For cold: Use ice wrapped in a cloth or towel for 10 to 15 minutes.

For heat: Use a thick cloth that has been soaked in clean hot water (squeeze out the extra water) and wrap it around the sore joint. Cover the cloth with a piece of thin plastic, and wrap with a thick dry cloth or towel to hold in the heat. When the wet cloth starts to get cool, put it back in the hot water and repeat.

Or fill a bottle (ceramic, plastic, or glass) with hot water, close it securely, wrap it in a cloth, and hold it against the painful area.

Leaking urine

Many women find that as their belly gets bigger, it gets harder to control leaking urine. During pregnancy, women with physical disabilities such as limited muscle control and paralysis or loss of feeling in the lower body often have more problems than other women with leaking urine.

As the baby grows and the mother’s belly gets bigger, the baby may push against the bladder, leaving less room for urine. This can make urine leak out at times, especially when the woman coughs or sneezes. Sometimes the urine comes out so suddenly that it is hard to tell if it is urine or if the ‘bag of waters’ has broken. You may be able to tell by the smell if it urine or not. If this happens, watch for other signs of labor, and ask a health worker or midwife for advice.

If you normally use a catheter each time you want to pass urine, continue to do this if it does not cause you any problems. But if you find it too difficult to put a catheter in more times than usual, try using thick pads of cloth to catch the urine. These pads must be changed, washed and dried often to prevent a rash or an infection on the skin around your genitals. Make sure the pads are clean and dry before using them again.

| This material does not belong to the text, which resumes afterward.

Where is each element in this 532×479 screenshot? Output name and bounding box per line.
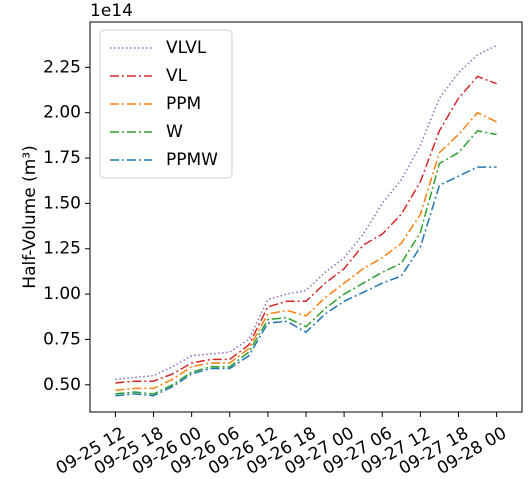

a pregnant woman who uses crutches, thinking while buying vegetables from another woman.
I’m doing my squeezing exercise and Ekaete doesn’t even know!

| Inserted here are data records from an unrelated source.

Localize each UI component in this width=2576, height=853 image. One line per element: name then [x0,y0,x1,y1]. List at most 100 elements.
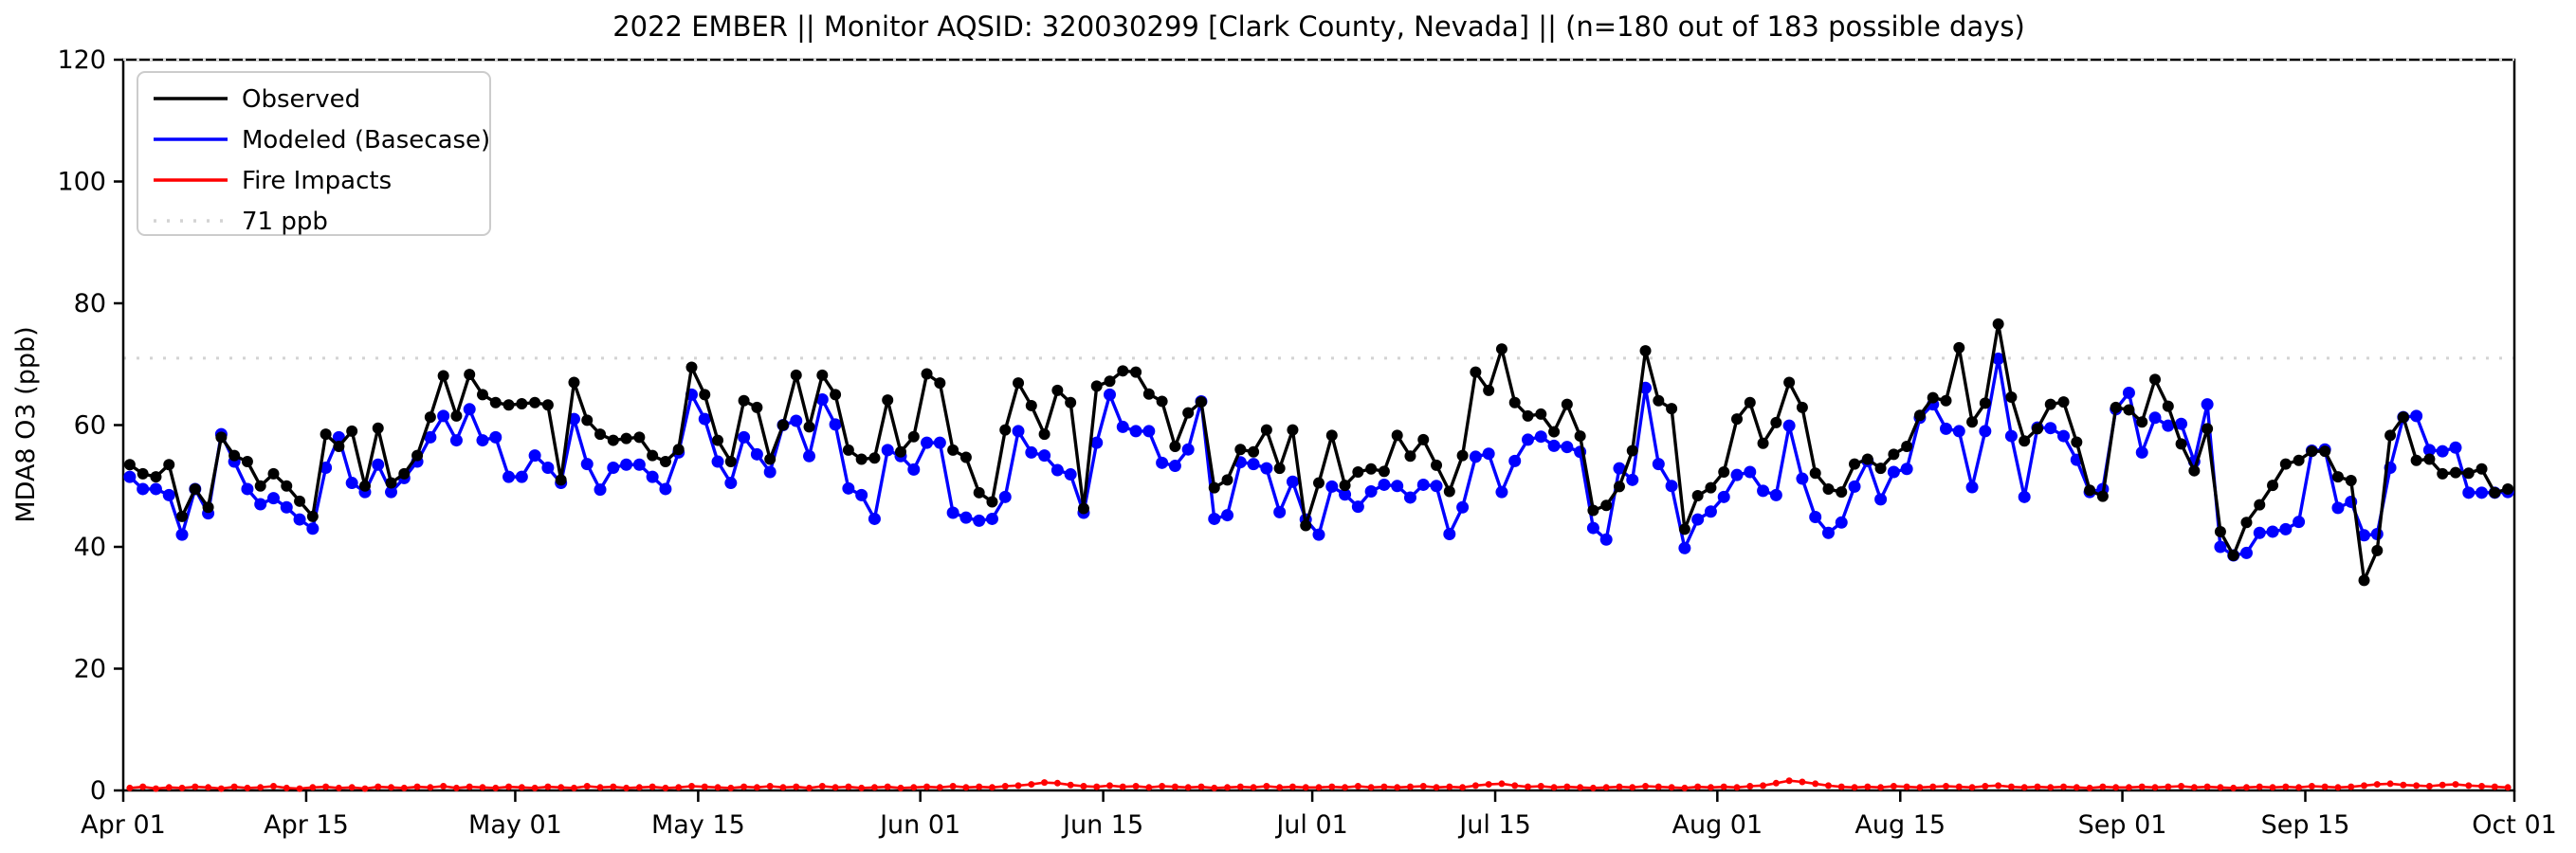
observed-line-marker [529,396,541,408]
observed-line-marker [2345,474,2357,486]
observed-line-marker [1901,440,1913,452]
modeled-line-marker [1900,463,1913,476]
fire-impacts-line-marker [269,783,277,790]
fire-impacts-line-marker [1132,783,1140,790]
fire-impacts-line-marker [2165,783,2172,790]
fire-impacts-line-marker [1694,783,1702,790]
observed-line-marker [751,401,763,413]
fire-impacts-line-marker [1001,783,1009,790]
observed-line-marker [1809,467,1821,480]
observed-line-marker [699,389,711,401]
modeled-line-marker [1038,449,1051,463]
observed-line-marker [2071,436,2083,448]
x-tick-label: Jul 15 [1457,810,1531,840]
observed-line-marker [1365,463,1378,475]
observed-line-marker [2267,480,2279,492]
y-tick-label: 40 [74,533,106,562]
fire-impacts-line-marker [1864,783,1872,790]
observed-line-marker [2084,484,2096,497]
modeled-line-marker [2135,445,2148,459]
observed-line-marker [1705,481,1717,494]
fire-impacts-line-marker [361,785,369,792]
fire-impacts-line-marker [858,784,866,791]
fire-impacts-line-marker [1433,784,1440,791]
fire-impacts-line-marker [257,784,265,791]
fire-impacts-line-marker [1184,784,1192,791]
observed-line-marker [1483,384,1495,396]
fire-impacts-line-marker [2060,783,2068,790]
observed-line-marker [1391,429,1403,442]
y-tick-label: 20 [74,655,106,684]
observed-line-marker [1456,449,1469,462]
fire-impacts-line-marker [1498,780,1506,788]
fire-impacts-line-marker [2452,781,2459,789]
fire-impacts-line-marker [1354,783,1361,790]
observed-line-marker [2123,404,2135,416]
modeled-line-marker [803,449,816,463]
observed-line-marker [1966,416,1979,428]
modeled-line-marker [1665,480,1678,493]
modeled-line-marker [1691,513,1705,526]
observed-line-marker [947,444,959,456]
modeled-line-marker [620,458,633,471]
fire-impacts-line-marker [1563,783,1571,790]
fire-impacts-line-marker [1315,784,1323,791]
modeled-line-marker [2436,445,2449,458]
modeled-line-marker [2422,444,2436,457]
fire-impacts-line-marker [2478,783,2486,790]
modeled-line-marker [1378,478,1391,491]
modeled-line-marker [241,482,254,496]
modeled-line-marker [1456,500,1470,514]
modeled-line-marker [1652,458,1665,471]
modeled-line-marker [750,447,763,461]
observed-line-marker [1940,394,1952,407]
fire-impacts-line-marker [1982,783,1989,790]
observed-line-marker [241,456,253,468]
fire-impacts-line-marker [1014,782,1022,789]
observed-line-marker [1678,523,1690,535]
modeled-line-marker [646,470,659,483]
fire-impacts-line-marker [518,784,525,791]
observed-line-marker [502,399,515,411]
observed-line-marker [2031,423,2043,435]
modeled-line-marker [2279,522,2293,535]
observed-line-marker [1888,448,1900,461]
modeled-line-marker [1391,480,1404,493]
fire-impacts-line-marker [440,783,448,790]
observed-line-marker [607,434,619,446]
fire-impacts-line-marker [701,783,708,790]
x-tick-label: May 01 [468,810,562,840]
fire-impacts-line-marker [779,784,787,791]
observed-line-marker [1992,318,2004,330]
fire-impacts-line-marker [492,784,500,791]
fire-impacts-line-marker [766,783,774,790]
fire-impacts-line-marker [1837,783,1845,790]
x-tick-label: Jul 01 [1274,810,1348,840]
modeled-line-marker [973,514,986,527]
observed-line-marker [2201,423,2214,435]
x-tick-label: May 15 [651,810,745,840]
observed-line-marker [1352,465,1364,478]
observed-line-marker [372,422,384,434]
modeled-line-marker [1626,473,1639,486]
observed-line-marker [999,424,1012,436]
observed-line-marker [816,369,829,381]
modeled-line-marker [607,461,620,474]
observed-line-marker [1613,481,1625,493]
x-tick-label: Jun 15 [1061,810,1143,840]
observed-line-marker [294,495,306,507]
fire-impacts-line-marker [192,783,199,790]
modeled-line-marker [790,414,803,427]
modeled-line-marker [254,498,267,511]
observed-line-marker [1470,366,1482,378]
modeled-line-marker [2044,422,2057,435]
observed-line-marker [1770,416,1782,428]
observed-line-marker [1273,463,1286,475]
modeled-line-marker [985,512,998,525]
modeled-line-marker [763,465,776,479]
observed-line-marker [1339,480,1351,492]
fire-impacts-line-marker [2282,783,2290,790]
observed-line-marker [1443,485,1455,498]
modeled-line-marker [907,463,921,476]
fire-impacts-line-marker [2151,784,2159,791]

Some women change to a catheter that is left in all the time (a ‘fixed’ or Foley catheter). But, if possible, try not to do this, because it may be difficult to change back after the baby is born. The muscles that control your bladder will “forget” how to hold the urine inside. Also, having a catheter in all the time can increase the risk of getting a bladder infection.

If you have trouble with leaking urine at night, use pads, or keep a bowl, bucket or something else close by to pass urine into. A convertible wheelchair-toilet may be a good solution.

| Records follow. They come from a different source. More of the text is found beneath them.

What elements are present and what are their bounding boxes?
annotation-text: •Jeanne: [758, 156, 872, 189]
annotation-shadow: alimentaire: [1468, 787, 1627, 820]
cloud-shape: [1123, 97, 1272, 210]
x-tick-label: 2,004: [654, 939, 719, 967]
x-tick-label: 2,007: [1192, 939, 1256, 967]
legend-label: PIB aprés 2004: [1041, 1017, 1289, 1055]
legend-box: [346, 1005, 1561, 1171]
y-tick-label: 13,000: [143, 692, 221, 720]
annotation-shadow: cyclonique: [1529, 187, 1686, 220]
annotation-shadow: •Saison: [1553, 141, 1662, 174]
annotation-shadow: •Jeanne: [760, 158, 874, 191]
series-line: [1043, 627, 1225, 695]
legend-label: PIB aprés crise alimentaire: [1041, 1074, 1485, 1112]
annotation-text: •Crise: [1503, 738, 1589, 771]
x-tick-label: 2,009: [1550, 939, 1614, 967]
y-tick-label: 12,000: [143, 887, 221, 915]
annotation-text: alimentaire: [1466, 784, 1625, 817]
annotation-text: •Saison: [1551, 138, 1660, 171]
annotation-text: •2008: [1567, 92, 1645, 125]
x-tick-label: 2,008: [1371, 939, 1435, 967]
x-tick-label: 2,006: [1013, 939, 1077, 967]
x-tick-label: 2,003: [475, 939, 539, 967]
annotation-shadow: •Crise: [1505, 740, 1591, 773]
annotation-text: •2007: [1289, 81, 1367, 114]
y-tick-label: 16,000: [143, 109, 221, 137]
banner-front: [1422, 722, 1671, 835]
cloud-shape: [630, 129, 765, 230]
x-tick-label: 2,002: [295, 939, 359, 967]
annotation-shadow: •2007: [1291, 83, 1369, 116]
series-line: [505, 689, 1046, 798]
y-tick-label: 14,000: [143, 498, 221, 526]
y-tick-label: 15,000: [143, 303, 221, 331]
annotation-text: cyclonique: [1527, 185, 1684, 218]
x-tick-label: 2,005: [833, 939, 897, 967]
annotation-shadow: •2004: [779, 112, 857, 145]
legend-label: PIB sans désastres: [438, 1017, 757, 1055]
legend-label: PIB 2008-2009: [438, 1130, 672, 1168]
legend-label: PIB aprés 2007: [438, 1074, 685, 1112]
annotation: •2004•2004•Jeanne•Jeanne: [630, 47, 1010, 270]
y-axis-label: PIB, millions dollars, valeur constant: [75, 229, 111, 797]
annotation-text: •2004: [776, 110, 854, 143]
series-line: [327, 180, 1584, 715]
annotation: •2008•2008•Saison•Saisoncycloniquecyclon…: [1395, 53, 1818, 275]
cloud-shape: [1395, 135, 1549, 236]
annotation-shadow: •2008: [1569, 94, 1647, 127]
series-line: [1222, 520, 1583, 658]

If you are able to use the muscles in the lower belly, the squeezing exercise sometimes helps to make the muscles around the bladder stronger. See more information on urine problems.

Difficulty passing stool (constipation)

Many pregnant women have trouble passing hard stools. Pregnancy can make the bowels work more slowly, and this can make the stool more difficult to pass. See information on how to reduce and prevent constipation.

Women who use a “bowel program” to pass stool may need to remove the stool more often while they are pregnant. Hard stool that is not removed can cause dysreflexia, which is very dangerous.

WARNING! Pregnant women should not take medicines called laxatives or purgatives for constipation. These work by making the bowels tighten or contract—and they may cause labor to start too soon. Some can harm the baby.

Also, pregnant women should not wash out the bowels with water (enema). This could also start labor too soon.

Piles (hemorrhoids)

Hemorrhoids are swollen veins in and around the anus. They often itch, burn or bleed, and they can be very painful. Hemorrhoids sometimes look like large ‘blood blisters.’ Straining to pass stool when you are constipated makes them worse. Many women, both disabled and non-disabled, get hemorrhoids while they are pregnant. Sitting for a long time seems to make them worse.

a pregnant woman sitting in a chair with her feet on a stool.
What to do:
  • Follow the advice for preventing constipation.
  • To help shrink the hemorrhoids, soak some clean cloth in a drying (astringent) plant juice, such as witch hazel or cactus, and put it on the painful area.
  • Use a cushion when sitting to reduce pressure.
  • Try to move at least once every hour.
  • If you lie down all the time, try to lie on your side, and have someone help you change position regularly.
  • Sit or lean back with your feet and legs up. This will help your blood circulate better and heal the hemorrhoid more quickly.